Oguzeli Pomegranate Sour


Product Description and Distinctive Features:

Oğuzeli Pomegranate Vinegar; is a pomegranate vinegar produced without the addition of sweeteners and additives, using Antep Oğuzeli Pomegranate / Gaziantep Oğuzeli Pomegranate, which is registered as a geographical indication with 448 registration.The physical and chemical properties of Oğuzeli Pomegranate Vinegar, which has a historical background and is closely associated with the region, are outlined below.

Oguzeli Pomegranate Sour

Production Method:

1. Pomegranate Harvest Antep Oğuzeli Pomegranate / Gaziantep Oğuzeli Pomegranate is a juicy variety, so it is harvested after rain in October. Due to its high attraction to fruit flies and susceptibility to spoilage due to its juicy nature, it needs to be processed quickly once harvested. Therefore, the pomegranates are placed in breathable crates and processed shortly after harvest. Those not immediately processed are stored in cold storage. 2. Cleaning The cleaning process consists of two stages. Pomegranates are placed in a water-filled tub and passed through a spray washing system within a rotating helix in a milling machine. The washing water should be chlorine-free and at room temperature.

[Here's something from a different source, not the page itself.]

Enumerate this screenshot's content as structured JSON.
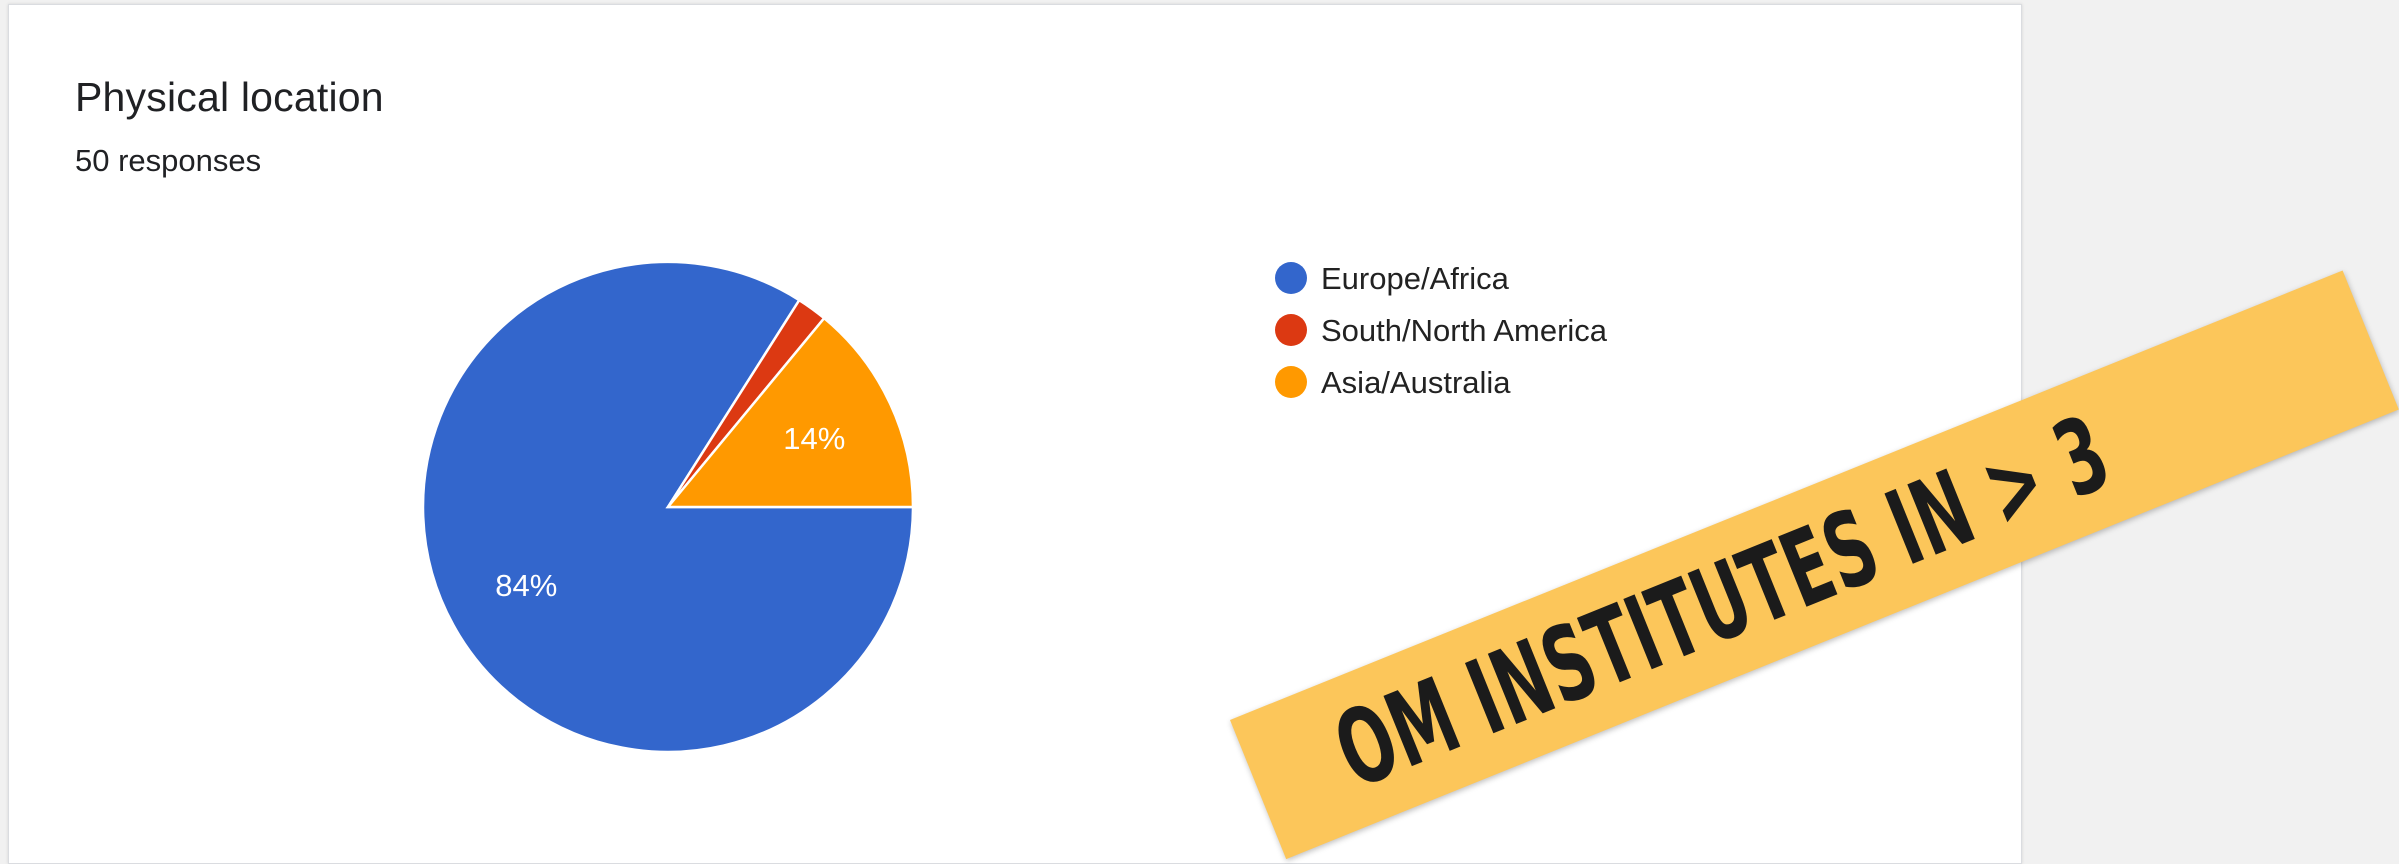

3. Deseeding and Crushing of Pomegranate For the pressing process, pomegranates need to be deseeded first. In the traditional method, deseeding involves hitting the pomegranate, which has been cut in half with a knife, with a wooden spoon to pour the seeds into a container. In the modern technique, a deseeding machine is used to automatically transfer the pomegranates from the helix to the machine, where they are cut into 3-4 pieces by machine blades and then vibrated to deseed before being poured into the press machine helix. Modern techniques are recommended as they shorten the deseeding time and increase the efficiency of extracting juice. 4. Boiling of Pomegranate Juice The pomegranate seeds are pressed to extract the juice. Since pomegranate juice is prone to spoilage, it is boiled under pressure in a concentrated boiler with stirring for 3-3.5 hours without delay.

5. Resting and Straining The pomegranate vinegar is cooled for 6-8 hours in a resting tank. As the pomegranate juice is concentrated by evaporating in the concentrated boiler, sediments form. To ensure that sediments do not negatively affect the quality of the product, the pomegranate vinegar is strained through steel filters and transferred to the filling tank. 6. Storage of Oğuzeli Pomegranate Vinegar During the storage stage, the storage tanks must have the following characteristics to prevent undesirable changes in the quality of the pomegranate vinegar: - Tanks should be made of material that does not allow heat and light to pass through. - Tank material should not contain paint and metals that cause oxidation. - Oğuzeli Pomegranate Vinegar should be protected from air and light, and the temperature should be kept constant. - Oğuzeli Pomegranate Vinegar, filled in standard bottles suitable for contact with food, is stored in a dry and sun-free environment with the lid closed.